Die Finanzierung des Asbestfonds ist in der Tat sehr eigenwillig, schreibt Het Belang van Limburg: Jedes Unternehmen muss einzahlen, Asbestproduzent Eternit zahlt also nicht mehr als alle anderen. Es ist offensichtlich nicht mehr selbstverständlich, dass der Verursacher für die von ihm angerichteten Schäden aufkommen muss. Zum Vergleich: Ein italienisches Gericht hat letztes Jahr den Besitzer einer Eternit-Fabrik, einen Schweizer Milliardär, zu zwölf Jahren Gefängnis verurteilt. Unsere Politiker haben sich damals von Eternit einwickeln lassen. Es wird höchste Zeit, alle früheren Vereinbarungen genau zu durchleuchten und nach Möglichkeit rückgängig zu machen, fordert Het Belang van Limburg.
Ein Beigeschmack von Klassenjustiz
Ebenfalls für Empörung sorgt dann eine Entscheidung des Polizeigerichts Lüttich, die dem Fußballer Sofian Kiyine die Aussetzung seines Urteils zugesprochen hat. Der Mittelfeldspieler von Oud-Heverlee Löwen hatte Ende März 2023 betrunken mit seinem Luxussportwagen die Mauer einer Sporthalle in Flémalle durchbrochen.
Es ist ein Wunder, dass Kiyine dabei kein Blutbad angerichtet hat, erinnert De Morgen. Nur Sekunden vorher hatten noch Dutzende Kinder genau dort trainiert, wo sein demoliertes Auto in der Sporthalle landete.

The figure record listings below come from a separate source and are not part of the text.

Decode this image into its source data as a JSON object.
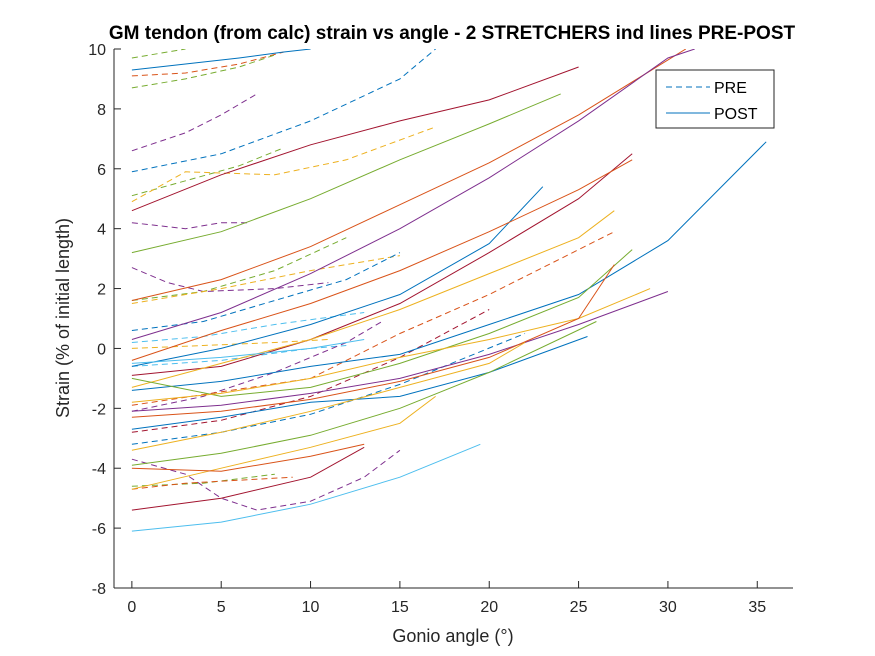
{
  "chart_data": {
    "type": "line",
    "title": "GM tendon (from calc) strain vs angle - 2 STRETCHERS ind lines PRE-POST",
    "xlabel": "Gonio angle (°)",
    "ylabel": "Strain (% of initial length)",
    "xlim": [
      -1,
      37
    ],
    "ylim": [
      -8,
      10
    ],
    "xticks": [
      0,
      5,
      10,
      15,
      20,
      25,
      30,
      35
    ],
    "yticks": [
      -8,
      -6,
      -4,
      -2,
      0,
      2,
      4,
      6,
      8,
      10
    ],
    "grid": false,
    "legend_position": "top-right",
    "legend": [
      {
        "label": "PRE",
        "style": "dashed",
        "color": "#0072BD"
      },
      {
        "label": "POST",
        "style": "solid",
        "color": "#0072BD"
      }
    ],
    "series": [
      {
        "group": "PRE",
        "color": "#77AC30",
        "points": [
          [
            0,
            9.7
          ],
          [
            2,
            9.9
          ],
          [
            3,
            10.0
          ]
        ]
      },
      {
        "group": "PRE",
        "color": "#D95319",
        "points": [
          [
            0,
            9.1
          ],
          [
            3,
            9.2
          ],
          [
            6,
            9.5
          ],
          [
            8.5,
            9.9
          ]
        ]
      },
      {
        "group": "PRE",
        "color": "#77AC30",
        "points": [
          [
            0,
            8.7
          ],
          [
            3,
            9.0
          ],
          [
            6,
            9.4
          ],
          [
            8,
            9.8
          ]
        ]
      },
      {
        "group": "PRE",
        "color": "#7E2F8E",
        "points": [
          [
            0,
            6.6
          ],
          [
            3,
            7.2
          ],
          [
            5,
            7.8
          ],
          [
            7,
            8.5
          ]
        ]
      },
      {
        "group": "PRE",
        "color": "#0072BD",
        "points": [
          [
            0,
            5.9
          ],
          [
            5,
            6.5
          ],
          [
            10,
            7.6
          ],
          [
            15,
            9.0
          ],
          [
            17,
            10.0
          ]
        ]
      },
      {
        "group": "PRE",
        "color": "#77AC30",
        "points": [
          [
            0,
            5.1
          ],
          [
            3,
            5.6
          ],
          [
            6,
            6.1
          ],
          [
            8.5,
            6.7
          ]
        ]
      },
      {
        "group": "PRE",
        "color": "#EDB120",
        "points": [
          [
            0,
            4.9
          ],
          [
            3,
            5.9
          ],
          [
            8,
            5.8
          ],
          [
            12,
            6.3
          ],
          [
            17,
            7.4
          ]
        ]
      },
      {
        "group": "PRE",
        "color": "#7E2F8E",
        "points": [
          [
            0,
            4.2
          ],
          [
            3,
            4.0
          ],
          [
            5,
            4.2
          ],
          [
            6.5,
            4.2
          ]
        ]
      },
      {
        "group": "PRE",
        "color": "#7E2F8E",
        "points": [
          [
            0,
            2.7
          ],
          [
            2,
            2.2
          ],
          [
            4,
            1.9
          ],
          [
            8,
            2.0
          ],
          [
            11,
            2.2
          ]
        ]
      },
      {
        "group": "PRE",
        "color": "#77AC30",
        "points": [
          [
            0,
            1.6
          ],
          [
            4,
            1.9
          ],
          [
            8,
            2.6
          ],
          [
            12,
            3.7
          ]
        ]
      },
      {
        "group": "PRE",
        "color": "#EDB120",
        "points": [
          [
            0,
            1.5
          ],
          [
            5,
            2.0
          ],
          [
            10,
            2.6
          ],
          [
            15,
            3.1
          ]
        ]
      },
      {
        "group": "PRE",
        "color": "#0072BD",
        "points": [
          [
            0,
            0.6
          ],
          [
            4,
            0.9
          ],
          [
            8,
            1.6
          ],
          [
            12,
            2.3
          ],
          [
            15,
            3.2
          ]
        ]
      },
      {
        "group": "PRE",
        "color": "#4DBEEE",
        "points": [
          [
            0,
            0.2
          ],
          [
            4,
            0.4
          ],
          [
            8,
            0.8
          ],
          [
            13,
            1.2
          ]
        ]
      },
      {
        "group": "PRE",
        "color": "#EDB120",
        "points": [
          [
            0,
            0.0
          ],
          [
            4,
            0.1
          ],
          [
            8,
            0.2
          ],
          [
            11,
            0.3
          ]
        ]
      },
      {
        "group": "PRE",
        "color": "#4DBEEE",
        "points": [
          [
            0,
            -0.6
          ],
          [
            5,
            -0.4
          ],
          [
            10,
            0.0
          ],
          [
            12,
            0.1
          ]
        ]
      },
      {
        "group": "PRE",
        "color": "#7E2F8E",
        "points": [
          [
            0,
            -2.1
          ],
          [
            4,
            -1.6
          ],
          [
            8,
            -0.8
          ],
          [
            12,
            0.2
          ],
          [
            14,
            0.9
          ]
        ]
      },
      {
        "group": "PRE",
        "color": "#D95319",
        "points": [
          [
            0,
            -1.9
          ],
          [
            10,
            -1.0
          ],
          [
            15,
            0.5
          ],
          [
            20,
            1.8
          ],
          [
            27,
            3.9
          ]
        ]
      },
      {
        "group": "PRE",
        "color": "#A2142F",
        "points": [
          [
            0,
            -2.8
          ],
          [
            5,
            -2.4
          ],
          [
            10,
            -1.6
          ],
          [
            15,
            -0.3
          ],
          [
            20,
            1.3
          ]
        ]
      },
      {
        "group": "PRE",
        "color": "#0072BD",
        "points": [
          [
            0,
            -3.2
          ],
          [
            5,
            -2.8
          ],
          [
            10,
            -2.2
          ],
          [
            15,
            -1.2
          ],
          [
            22,
            0.5
          ]
        ]
      },
      {
        "group": "PRE",
        "color": "#7E2F8E",
        "points": [
          [
            0,
            -3.7
          ],
          [
            3,
            -4.2
          ],
          [
            5,
            -5.0
          ],
          [
            7,
            -5.4
          ],
          [
            10,
            -5.1
          ],
          [
            13,
            -4.3
          ],
          [
            15,
            -3.4
          ]
        ]
      },
      {
        "group": "PRE",
        "color": "#77AC30",
        "points": [
          [
            0,
            -4.6
          ],
          [
            4,
            -4.5
          ],
          [
            8,
            -4.2
          ]
        ]
      },
      {
        "group": "PRE",
        "color": "#D95319",
        "points": [
          [
            0,
            -4.7
          ],
          [
            3,
            -4.5
          ],
          [
            6,
            -4.4
          ],
          [
            9,
            -4.3
          ]
        ]
      },
      {
        "group": "POST",
        "color": "#0072BD",
        "points": [
          [
            0,
            9.3
          ],
          [
            3,
            9.5
          ],
          [
            6,
            9.7
          ],
          [
            8.5,
            9.9
          ],
          [
            10,
            10.0
          ]
        ]
      },
      {
        "group": "POST",
        "color": "#A2142F",
        "points": [
          [
            0,
            4.6
          ],
          [
            5,
            5.8
          ],
          [
            10,
            6.8
          ],
          [
            15,
            7.6
          ],
          [
            20,
            8.3
          ],
          [
            25,
            9.4
          ]
        ]
      },
      {
        "group": "POST",
        "color": "#77AC30",
        "points": [
          [
            0,
            3.2
          ],
          [
            5,
            3.9
          ],
          [
            10,
            5.0
          ],
          [
            15,
            6.3
          ],
          [
            20,
            7.5
          ],
          [
            24,
            8.5
          ]
        ]
      },
      {
        "group": "POST",
        "color": "#D95319",
        "points": [
          [
            0,
            1.6
          ],
          [
            5,
            2.3
          ],
          [
            10,
            3.4
          ],
          [
            15,
            4.8
          ],
          [
            20,
            6.2
          ],
          [
            25,
            7.8
          ],
          [
            31,
            10.0
          ]
        ]
      },
      {
        "group": "POST",
        "color": "#7E2F8E",
        "points": [
          [
            0,
            0.3
          ],
          [
            5,
            1.2
          ],
          [
            10,
            2.5
          ],
          [
            15,
            4.0
          ],
          [
            20,
            5.7
          ],
          [
            25,
            7.6
          ],
          [
            30,
            9.7
          ],
          [
            31.5,
            10.0
          ]
        ]
      },
      {
        "group": "POST",
        "color": "#0072BD",
        "points": [
          [
            0,
            -0.6
          ],
          [
            5,
            0.0
          ],
          [
            10,
            0.8
          ],
          [
            15,
            1.8
          ],
          [
            20,
            3.5
          ],
          [
            23,
            5.4
          ]
        ]
      },
      {
        "group": "POST",
        "color": "#A2142F",
        "points": [
          [
            0,
            -0.9
          ],
          [
            5,
            -0.6
          ],
          [
            10,
            0.3
          ],
          [
            15,
            1.5
          ],
          [
            20,
            3.2
          ],
          [
            25,
            5.0
          ],
          [
            28,
            6.5
          ]
        ]
      },
      {
        "group": "POST",
        "color": "#D95319",
        "points": [
          [
            0,
            -0.4
          ],
          [
            5,
            0.6
          ],
          [
            10,
            1.5
          ],
          [
            15,
            2.6
          ],
          [
            20,
            3.9
          ],
          [
            25,
            5.3
          ],
          [
            28,
            6.3
          ]
        ]
      },
      {
        "group": "POST",
        "color": "#EDB120",
        "points": [
          [
            0,
            -1.3
          ],
          [
            5,
            -0.5
          ],
          [
            10,
            0.3
          ],
          [
            15,
            1.3
          ],
          [
            20,
            2.5
          ],
          [
            25,
            3.7
          ],
          [
            27,
            4.6
          ]
        ]
      },
      {
        "group": "POST",
        "color": "#4DBEEE",
        "points": [
          [
            0,
            -0.5
          ],
          [
            5,
            -0.3
          ],
          [
            10,
            0.0
          ],
          [
            13,
            0.3
          ]
        ]
      },
      {
        "group": "POST",
        "color": "#0072BD",
        "points": [
          [
            0,
            -1.4
          ],
          [
            5,
            -1.1
          ],
          [
            10,
            -0.6
          ],
          [
            15,
            -0.2
          ],
          [
            20,
            0.8
          ],
          [
            25,
            1.8
          ],
          [
            30,
            3.6
          ],
          [
            35.5,
            6.9
          ]
        ]
      },
      {
        "group": "POST",
        "color": "#77AC30",
        "points": [
          [
            0,
            -1.0
          ],
          [
            5,
            -1.6
          ],
          [
            10,
            -1.3
          ],
          [
            15,
            -0.5
          ],
          [
            20,
            0.5
          ],
          [
            25,
            1.7
          ],
          [
            28,
            3.3
          ]
        ]
      },
      {
        "group": "POST",
        "color": "#EDB120",
        "points": [
          [
            0,
            -1.8
          ],
          [
            5,
            -1.5
          ],
          [
            10,
            -1.0
          ],
          [
            15,
            -0.3
          ],
          [
            20,
            0.3
          ],
          [
            25,
            1.0
          ],
          [
            29,
            2.0
          ]
        ]
      },
      {
        "group": "POST",
        "color": "#7E2F8E",
        "points": [
          [
            0,
            -2.1
          ],
          [
            5,
            -1.9
          ],
          [
            10,
            -1.5
          ],
          [
            15,
            -1.0
          ],
          [
            20,
            -0.2
          ],
          [
            25,
            0.8
          ],
          [
            30,
            1.9
          ]
        ]
      },
      {
        "group": "POST",
        "color": "#D95319",
        "points": [
          [
            0,
            -2.3
          ],
          [
            5,
            -2.1
          ],
          [
            10,
            -1.7
          ],
          [
            15,
            -1.1
          ],
          [
            20,
            -0.3
          ],
          [
            25,
            1.0
          ],
          [
            27,
            2.8
          ]
        ]
      },
      {
        "group": "POST",
        "color": "#0072BD",
        "points": [
          [
            0,
            -2.7
          ],
          [
            5,
            -2.3
          ],
          [
            10,
            -1.8
          ],
          [
            15,
            -1.6
          ],
          [
            20,
            -0.8
          ],
          [
            25.5,
            0.4
          ]
        ]
      },
      {
        "group": "POST",
        "color": "#EDB120",
        "points": [
          [
            0,
            -3.4
          ],
          [
            5,
            -2.8
          ],
          [
            10,
            -2.1
          ],
          [
            15,
            -1.3
          ],
          [
            20,
            -0.5
          ],
          [
            22,
            0.2
          ]
        ]
      },
      {
        "group": "POST",
        "color": "#77AC30",
        "points": [
          [
            0,
            -3.9
          ],
          [
            5,
            -3.5
          ],
          [
            10,
            -2.9
          ],
          [
            15,
            -2.0
          ],
          [
            20,
            -0.8
          ],
          [
            26,
            0.9
          ]
        ]
      },
      {
        "group": "POST",
        "color": "#EDB120",
        "points": [
          [
            0,
            -4.7
          ],
          [
            5,
            -4.0
          ],
          [
            10,
            -3.3
          ],
          [
            15,
            -2.5
          ],
          [
            17,
            -1.6
          ]
        ]
      },
      {
        "group": "POST",
        "color": "#D95319",
        "points": [
          [
            0,
            -4.0
          ],
          [
            5,
            -4.1
          ],
          [
            10,
            -3.6
          ],
          [
            13,
            -3.2
          ]
        ]
      },
      {
        "group": "POST",
        "color": "#A2142F",
        "points": [
          [
            0,
            -5.4
          ],
          [
            5,
            -5.0
          ],
          [
            10,
            -4.3
          ],
          [
            13,
            -3.3
          ]
        ]
      },
      {
        "group": "POST",
        "color": "#4DBEEE",
        "points": [
          [
            0,
            -6.1
          ],
          [
            5,
            -5.8
          ],
          [
            10,
            -5.2
          ],
          [
            15,
            -4.3
          ],
          [
            19.5,
            -3.2
          ]
        ]
      }
    ]
  }
}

So spektakulär wie der Unfall selbst ist nun auch die Entscheidung des Richters: Kiyine muss den entstandenen Schaden bezahlen, bekommt aber weder eine weitere Strafe noch einen Eintrag in seinem Strafregister. Dafür reichte es, dass er sich schuldig bekannt, Reue gezeigt und sich freiwillig gemeinnützig engagiert hat. Angesichts der immer weiter und zu Recht wachsenden Sensibilisierung der Gesellschaft gegenüber solchen Verkehrsdelikten wirft das Urteil Fragen auf. Natürlich stimmt es, dass jeder eine zweite Chance verdient. Aber wir können uns des Eindrucks nicht erwehren, dass Kiyine sein Status als gutverdienender Fußballprofi und seine Netzwerke geholfen haben. Das Ganze hat einen Beigeschmack von Klassenjustiz, bemängelt De Morgen.
Es ist nicht das Verdienst von Kiyine, dass bei seiner Sufffahrt niemand gestorben ist, unterstreicht Het Laatste Nieuws. Man muss sogar sagen, dass er wohl einfach mehr Glück als Verstand gehabt hat. Jetzt kommt er mit einem Kater und einem Alkoholschloss davon, das er freiwillig installieren ließ. Damit will er zeigen, dass er aus seinen Fehlern gelernt hat, was vielleicht die überraschende Milde des Richters erklärt. Aber eine echte Bestrafung ist das nicht. Natürlich gehört Kiyine nicht hinter Gitter, da gibt es bessere Strafen. Aber ein deutliches Signal vonseiten des Gerichts wegen seines unverantwortlichen Fehlverhaltens wäre angebracht gewesen, findet Het Laatste Nieuws.